Crum’s Expo keynote is titled “The Future of Storytelling.” Meaning? “Well, there’s a lot of different ways that storytelling can change. Let’s use the Tolstoy example: What does it mean to close the loop when you have creative intent? It’s not just bits and pixels. If part of the metadata is capturing the sentiment of a storyline and somewhere in that metadata we know what the intent of an experience is, what do we do in that environment that can modulate the experience someone’s having? How can we leverage that in the transmission of the creative intent?”
Confused? Crum clears it up: “We worked with a director in our cinema and we had tubes on the ground. Those tubes are capturing carbon dioxide. Carbon dioxide’s heavier than air so you can pick up on the real time density of CO2 in the environment. CO2 correlates with changes in emotion and sentiment and feeling of the audience.”
By understanding the correlation between the levels of C02 an audience is expelling and various emotional states – fear, panic, relief – Crum’s work can help a director actually measure the real-time impact of the choices the creator’s made.
The film in question for the CO2 experiment was a rock-climbing documentary about a daredevil named Alex Honnold. “You can look at the traces of CO2 and know where Alex summits, where he abandons his climb, you can see the love story, the interaction happening with his partner in that film, you can identify where he injures himself, just in the traces of CO2. When you start thinking about that, that’s the creative intent, the story, the journey that the creator wants that audience to go on and it’s in the volume, in the chemical composition of the air in that space being shared, being exchanged.”
The Personal Experience
And once we have all the available data – and we’re talking gathering stats well beyond CO2 fluctuations – what can the content creator do with that info? “Those type of signatures we give off are measurable, but they can also be leveraged in different ways; it’s the dynamics of these different signatures that are part of how we interact with our content. So we start thinking, ‘How should my content react? How is that part of my experience?’
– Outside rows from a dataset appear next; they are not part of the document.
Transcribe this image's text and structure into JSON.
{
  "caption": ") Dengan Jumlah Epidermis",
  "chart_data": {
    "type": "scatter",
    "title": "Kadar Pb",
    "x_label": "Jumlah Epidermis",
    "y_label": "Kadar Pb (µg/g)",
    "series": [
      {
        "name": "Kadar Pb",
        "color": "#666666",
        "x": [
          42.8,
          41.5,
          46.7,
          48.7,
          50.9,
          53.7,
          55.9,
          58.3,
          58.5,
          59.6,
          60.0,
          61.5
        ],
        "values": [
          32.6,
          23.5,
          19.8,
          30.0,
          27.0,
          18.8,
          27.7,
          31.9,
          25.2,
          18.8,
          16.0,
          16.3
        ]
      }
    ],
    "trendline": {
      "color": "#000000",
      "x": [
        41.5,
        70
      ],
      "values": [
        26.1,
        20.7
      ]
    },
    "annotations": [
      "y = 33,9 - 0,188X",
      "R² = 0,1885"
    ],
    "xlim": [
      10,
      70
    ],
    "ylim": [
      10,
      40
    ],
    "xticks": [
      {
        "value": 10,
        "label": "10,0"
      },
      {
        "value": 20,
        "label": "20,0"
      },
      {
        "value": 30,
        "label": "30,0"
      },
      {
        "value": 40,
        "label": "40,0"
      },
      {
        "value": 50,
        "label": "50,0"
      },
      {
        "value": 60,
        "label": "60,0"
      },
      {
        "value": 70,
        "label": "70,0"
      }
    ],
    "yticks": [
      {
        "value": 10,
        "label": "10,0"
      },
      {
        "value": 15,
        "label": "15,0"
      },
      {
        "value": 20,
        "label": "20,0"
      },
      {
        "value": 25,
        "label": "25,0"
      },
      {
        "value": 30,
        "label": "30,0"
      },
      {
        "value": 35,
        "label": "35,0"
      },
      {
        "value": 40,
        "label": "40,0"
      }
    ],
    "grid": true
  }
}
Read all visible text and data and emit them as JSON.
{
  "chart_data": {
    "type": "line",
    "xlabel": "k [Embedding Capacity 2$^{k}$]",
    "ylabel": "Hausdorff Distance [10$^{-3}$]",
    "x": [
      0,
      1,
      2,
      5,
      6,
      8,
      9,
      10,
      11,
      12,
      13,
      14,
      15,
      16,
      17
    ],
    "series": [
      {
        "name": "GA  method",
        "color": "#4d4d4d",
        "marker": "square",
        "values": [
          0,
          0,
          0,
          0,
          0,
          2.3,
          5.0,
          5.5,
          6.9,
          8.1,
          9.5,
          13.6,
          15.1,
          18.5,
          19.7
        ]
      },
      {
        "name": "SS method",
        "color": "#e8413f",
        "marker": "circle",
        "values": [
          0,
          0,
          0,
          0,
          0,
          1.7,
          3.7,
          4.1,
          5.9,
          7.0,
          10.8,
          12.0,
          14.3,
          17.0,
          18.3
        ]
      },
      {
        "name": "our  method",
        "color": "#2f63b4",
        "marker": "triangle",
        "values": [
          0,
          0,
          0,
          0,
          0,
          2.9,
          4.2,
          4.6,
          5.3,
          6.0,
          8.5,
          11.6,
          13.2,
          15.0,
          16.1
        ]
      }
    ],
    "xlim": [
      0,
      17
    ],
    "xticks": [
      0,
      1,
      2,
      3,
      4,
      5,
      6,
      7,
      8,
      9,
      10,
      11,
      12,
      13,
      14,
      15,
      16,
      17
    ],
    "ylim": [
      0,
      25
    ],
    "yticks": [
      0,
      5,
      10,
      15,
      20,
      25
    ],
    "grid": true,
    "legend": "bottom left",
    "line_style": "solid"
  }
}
“How do you create a more intimate personalized experience for an individual in a shared environment, in a home theater, in a cinema with audio that is unique to me and in a space where you have a number of people consuming the same content — but in fact need to be consuming slightly different content? Because to have translation of creative intent, we’re all very unique. For example: If I can’t hear dialogue, I’m not experiencing the creative intent of the content solely by trying to read captions, I’m disconnected from it.”
And this will ultimately lead to those “new ways of storytelling” that Crum will dive into during that Expo keynote: “How we bridge that to the individual and shared experiences, how we interact with the human body in a much closer, more intimate way within ambient experiences that are really powerful – experiences you can’t recreate over a pair of headphones — is an important part of what that future looks like. You get new tools, you get new ways of creating content, of interacting with it, of interacting with a human.”
But what will really push the tech to its full potential in this regard isn’t the team at Dolby Labs, according to Crum. “I think whenever we introduce new technologies, it’s a more conservative introduction of that technology and then artists really push the limits of it and figure out new ways to use it that influence the evolution of those technologies in the industry.”
Ed Wenck is the content director at CEDIA.